Niet één keer heb ik overwogen om direct bij de 2 kilometer markering naar het hotel af te slaan, maar net voor Leisach gebeurde wat er moest gebeuren, 3 chauffeurs vergezeld van een motorfiets renden langs me heen - met 2 chauffeurs van de korte route en Daniel Rubisoir , die de Supergiro “als training” wilde rijden. Met mijn laatste kracht klamp ik me vast aan de achterkant. In plaats van 30-35 km/u reden we richting Lienz met 45 tot 50 km/u. In de finishpassage keek ik alleen redelijk rechtuit te rijden. Rubi's komst kon me niet schelen, evenmin als wat er om me heen gebeurde. Onze begeleider Martina was er direct bij, zag direct wat er aan de hand was, begeleidde mij naar de reddingstent en bracht mij even later naar het hotel.
zorgen op doel
Na een kopje thee maakte ik me zorgen om mijn medestrijders: "Hoe ging het met de anderen op het parcours, zijn ze allemaal veilig uit de lansen gekomen in de regen en waar worstelden ze tegen de regen en kou?" Zou zonder de regenjas Ik ben waarschijnlijk doodgevroren, maar hoe gingen mijn teamrenners ermee om? Martina beloofde onmiddellijk contact op te nemen als ik op de een of andere manier had kunnen helpen, en dus hurkte ik onder de douche - gekweld door koude rillingen en buikkrampen. Pas toen Ulrich even later de kamer binnenkwam en me bijna omhelsde in zijn wielerkleding onder de douche, zakte mijn bezorgdheid om de anderen weg, want Ulrich was bang dat Mona had gewonnen, hij was zelf 7e algemeen en zo'n beetje alle teamrijders waren veilig had het doel bereikt.

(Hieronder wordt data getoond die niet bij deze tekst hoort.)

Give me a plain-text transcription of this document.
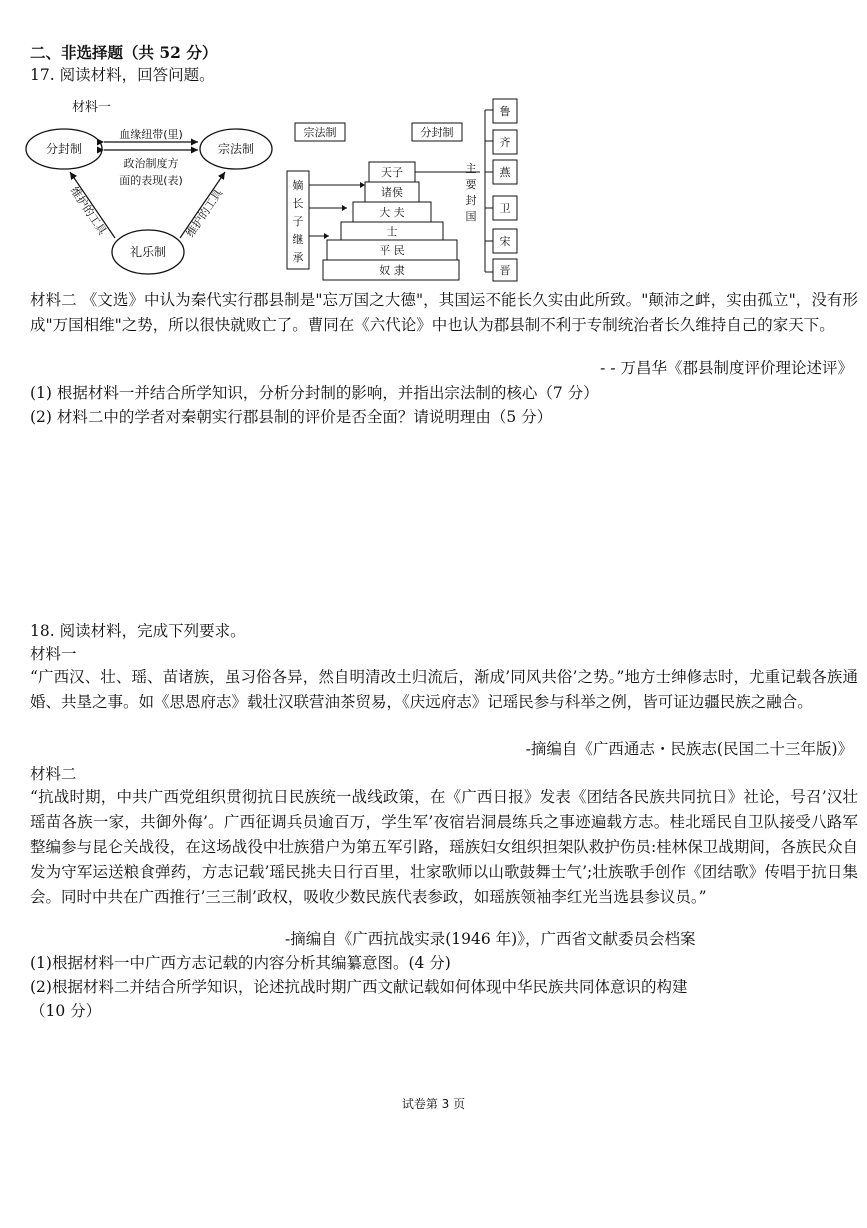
二、非选择题（共 52 分）
17. 阅读材料，回答问题。
材料一
分封制	宗法制
礼乐制
血缘纽带(里)
政治制度方
面的表现(表)
维护的工具	维护的工具
宗法制	分封制
嫡
长
子
继
承
天子
诸侯
大 夫
士
平 民
奴 隶
主
要
封
国
鲁
齐
燕
卫
宋
晋
材料二 《文选》中认为秦代实行郡县制是"忘万国之大德"，其国运不能长久实由此所致。"颠沛之衅，实由孤立"，没有形成"万国相维"之势，所以很快就败亡了。曹同在《六代论》中也认为郡县制不利于专制统治者长久维持自己的家天下。
- - 万昌华《郡县制度评价理论述评》
(1) 根据材料一并结合所学知识，分析分封制的影响，并指出宗法制的核心（7 分）
(2) 材料二中的学者对秦朝实行郡县制的评价是否全面？请说明理由（5 分）
18. 阅读材料，完成下列要求。
材料一
“广西汉、壮、瑶、苗诸族，虽习俗各异，然自明清改土归流后，渐成’同风共俗’之势。”地方士绅修志时，尤重记载各族通婚、共垦之事。如《思恩府志》载壮汉联营油茶贸易，《庆远府志》记瑶民参与科举之例，皆可证边疆民族之融合。
-摘编自《广西通志・民族志(民国二十三年版)》
材料二
“抗战时期，中共广西党组织贯彻抗日民族统一战线政策，在《广西日报》发表《团结各民族共同抗日》社论，号召’汉壮瑶苗各族一家，共御外侮’。广西征调兵员逾百万，学生军’夜宿岩洞晨练兵之事迹遍载方志。桂北瑶民自卫队接受八路军整编参与昆仑关战役，在这场战役中壮族猎户为第五军引路，瑶族妇女组织担架队救护伤员:桂林保卫战期间，各族民众自发为守军运送粮食弹药，方志记载’瑶民挑夫日行百里，壮家歌师以山歌鼓舞士气’;壮族歌手创作《团结歌》传唱于抗日集会。同时中共在广西推行’三三制’政权，吸收少数民族代表参政，如瑶族领袖李红光当选县参议员。”
-摘编自《广西抗战实录(1946 年)》，广西省文献委员会档案
(1)根据材料一中广西方志记载的内容分析其编纂意图。(4 分)
(2)根据材料二并结合所学知识，论述抗战时期广西文献记载如何体现中华民族共同体意识的构建
（10 分）
试卷第 3 页
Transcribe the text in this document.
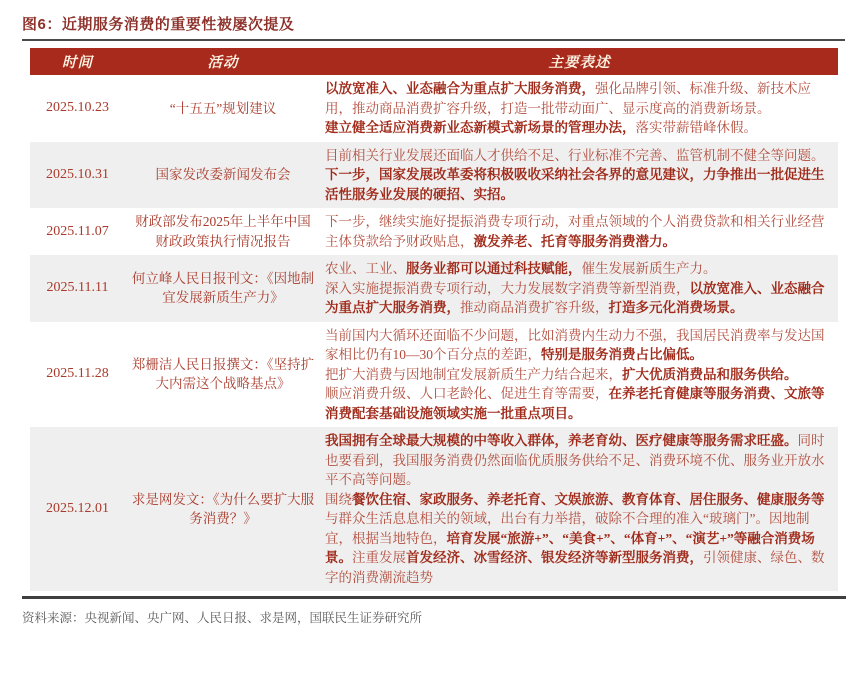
图6：近期服务消费的重要性被屡次提及
时间	活动	主要表述
2025.10.23	“十五五”规划建议	以放宽准入、业态融合为重点扩大服务消费，强化品牌引领、标准升级、新技术应用，推动商品消费扩容升级，打造一批带动面广、显示度高的消费新场景。
建立健全适应消费新业态新模式新场景的管理办法，落实带薪错峰休假。

2025.10.31	国家发改委新闻发布会	目前相关行业发展还面临人才供给不足、行业标准不完善、监管机制不健全等问题。下一步，国家发展改革委将积极吸收采纳社会各界的意见建议，力争推出一批促进生活性服务业发展的硬招、实招。

2025.11.07	财政部发布2025年上半年中国财政政策执行情况报告	下一步，继续实施好提振消费专项行动，对重点领域的个人消费贷款和相关行业经营主体贷款给予财政贴息，激发养老、托育等服务消费潜力。

2025.11.11	何立峰人民日报刊文：《因地制宜发展新质生产力》	农业、工业、服务业都可以通过科技赋能，催生发展新质生产力。
深入实施提振消费专项行动，大力发展数字消费等新型消费，以放宽准入、业态融合为重点扩大服务消费，推动商品消费扩容升级，打造多元化消费场景。

2025.11.28	郑栅洁人民日报撰文：《坚持扩大内需这个战略基点》	当前国内大循环还面临不少问题，比如消费内生动力不强，我国居民消费率与发达国家相比仍有10—30个百分点的差距，特别是服务消费占比偏低。
把扩大消费与因地制宜发展新质生产力结合起来，扩大优质消费品和服务供给。
顺应消费升级、人口老龄化、促进生育等需要，在养老托育健康等服务消费、文旅等消费配套基础设施领域实施一批重点项目。

2025.12.01	求是网发文：《为什么要扩大服务消费？》	我国拥有全球最大规模的中等收入群体，养老育幼、医疗健康等服务需求旺盛。同时也要看到，我国服务消费仍然面临优质服务供给不足、消费环境不优、服务业开放水平不高等问题。
围绕餐饮住宿、家政服务、养老托育、文娱旅游、教育体育、居住服务、健康服务等与群众生活息息相关的领域，出台有力举措，破除不合理的准入“玻璃门”。因地制宜，根据当地特色，培育发展“旅游+”、“美食+”、“体育+”、“演艺+”等融合消费场景。注重发展首发经济、冰雪经济、银发经济等新型服务消费，引领健康、绿色、数字的消费潮流趋势
资料来源：央视新闻、央广网、人民日报、求是网，国联民生证券研究所
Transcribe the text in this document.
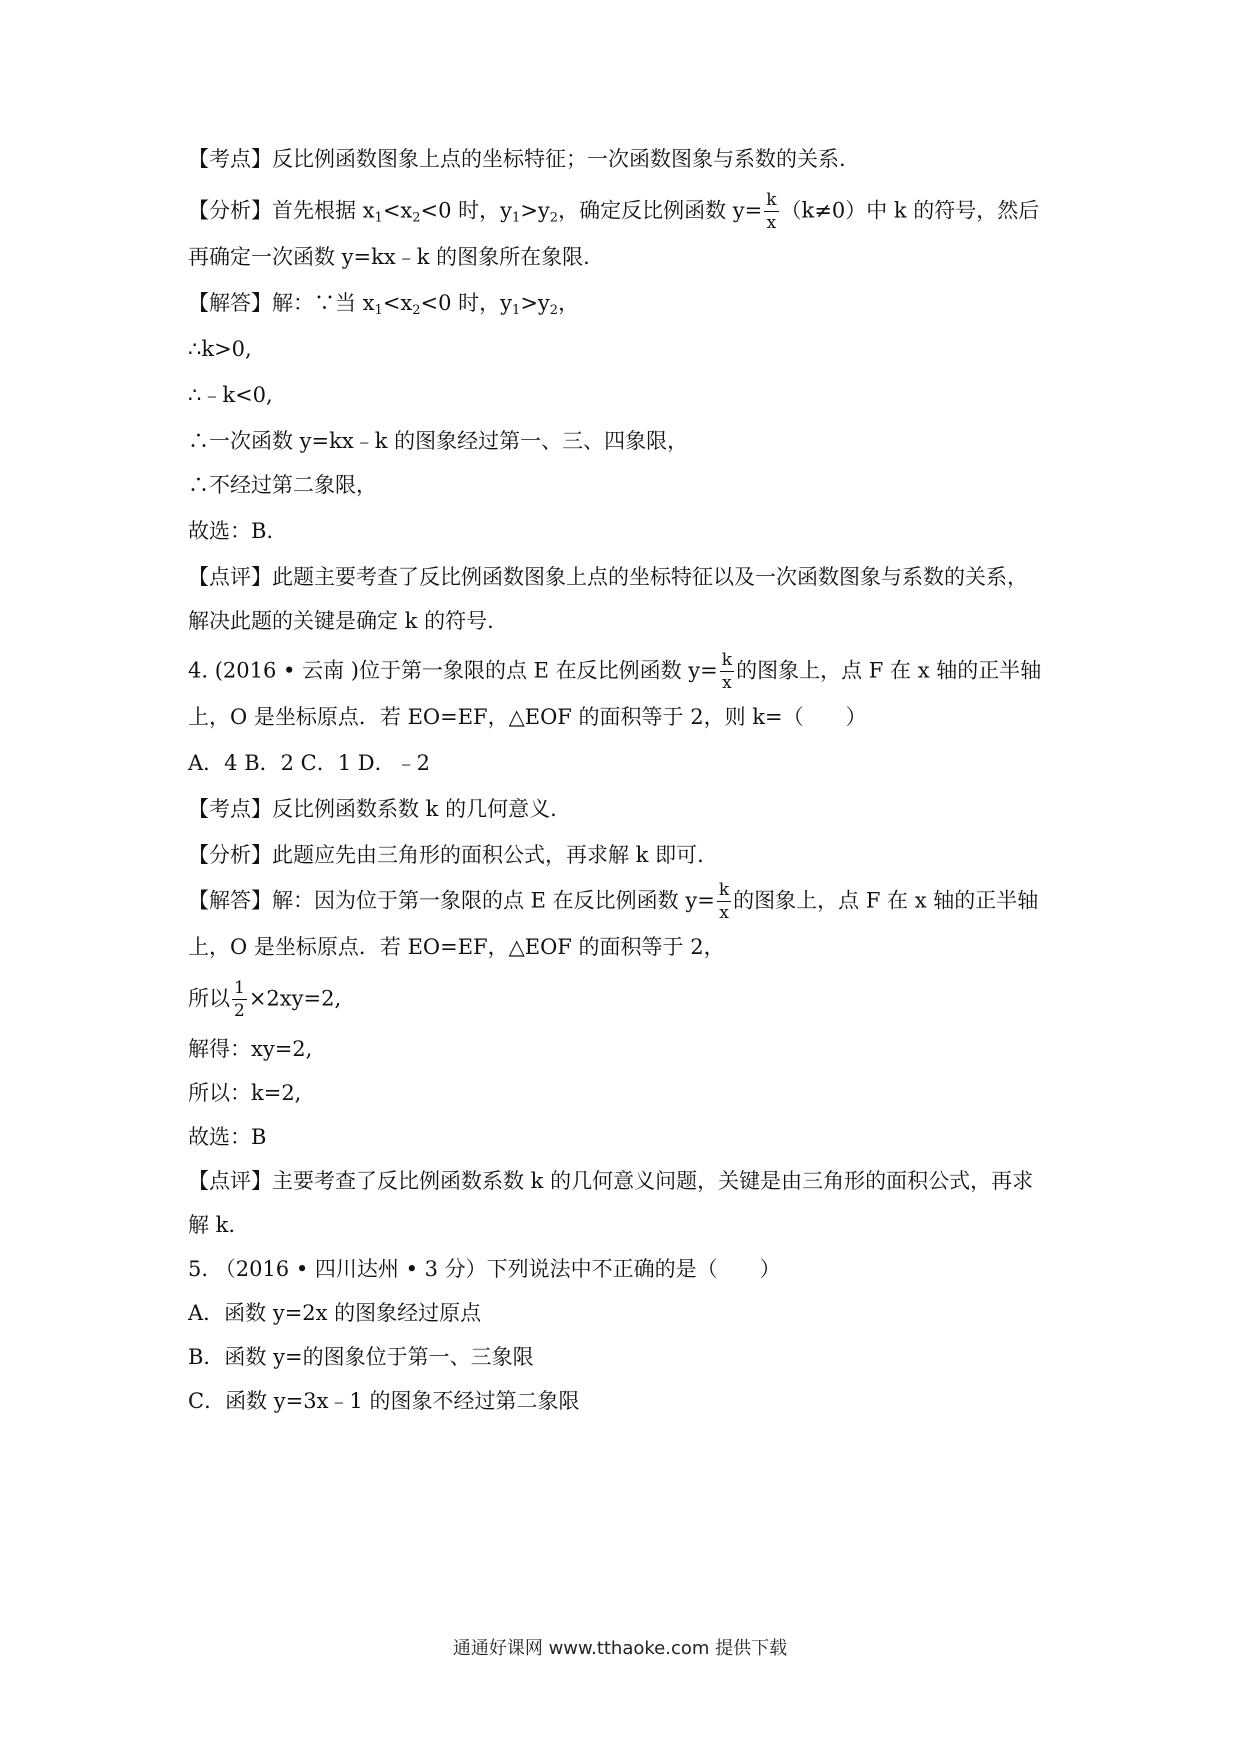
【考点】反比例函数图象上点的坐标特征；一次函数图象与系数的关系.
【分析】首先根据 $x_1<x_2<0$ 时，$y_1>y_2$，确定反比例函数 $y= \frac{k}{x} (k\ne 0)$中 k 的符号，然后
再确定一次函数 y=kx﹣k 的图象所在象限.
【解答】解：∵当 $x_1<x_2<0$ 时，$y_1>y_2$，
∴k>0,
∴﹣k<0,
∴一次函数 y=kx﹣k 的图象经过第一、三、四象限，
∴不经过第二象限，
故选：B.
【点评】此题主要考查了反比例函数图象上点的坐标特征以及一次函数图象与系数的关系，
解决此题的关键是确定 k 的符号.
4. (2016 • 云南 )位于第一象限的点 E 在反比例函数 $y= \frac{k}{x}$ 的图象上，点 F 在 x 轴的正半轴
上，O 是坐标原点．若 EO=EF，△EOF 的面积等于 2，则 k=（　　）
A．4 B．2 C．1 D．﹣2
【考点】反比例函数系数 k 的几何意义.
【分析】此题应先由三角形的面积公式，再求解 k 即可.
【解答】解：因为位于第一象限的点 E 在反比例函数 $y= \frac{k}{x}$ 的图象上，点 F 在 x 轴的正半轴
上，O 是坐标原点．若 EO=EF，△EOF 的面积等于 2，
所以 $\frac{1}{2} \times 2xy=2$,
解得：xy=2,
所以：k=2,
故选：B
【点评】主要考查了反比例函数系数 k 的几何意义问题，关键是由三角形的面积公式，再求
解 k.
5. （2016 • 四川达州 • 3 分）下列说法中不正确的是（　　）
A．函数 y=2x 的图象经过原点
B．函数 y=的图象位于第一、三象限
C．函数 y=3x﹣1 的图象不经过第二象限
通通好课网 www.tthaoke.com 提供下载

Op dat moment viel er een lading uit mijn hart en was ik dolgelukkig toen we met z'n allen in de hal zaten, ieders gezicht weer kleur kreeg, en we - zij het heel voorzichtig - onze magen met de verwarmende bami, goulash, koek en klop het geheel andere lekkernijen vol. In een gesprek met de organisator, Franz Theurl, werd ook mijn laatste zorg weggenomen. Alle chauffeurs waren veilig bij de finish, nog veilig onderweg, of waren allang opgepikt door bussen en taxi's. De vele reddingsoperaties liepen allemaal relatief mild af, er vielen geen ernstige gewonden en er werd van alle kanten geprezen voor de uitstekende "crisisbeheersing" van de organisatie. Ook onze Eberhard vocht dapper tot het einde, hijsde als trotse laatste zijn 100 kilo over de finish in een ongelooflijke 12:45:00 en kon door niets of niemand overgehaald worden om op te geven. Hij verdient waarschijnlijk het grootste respect ooit!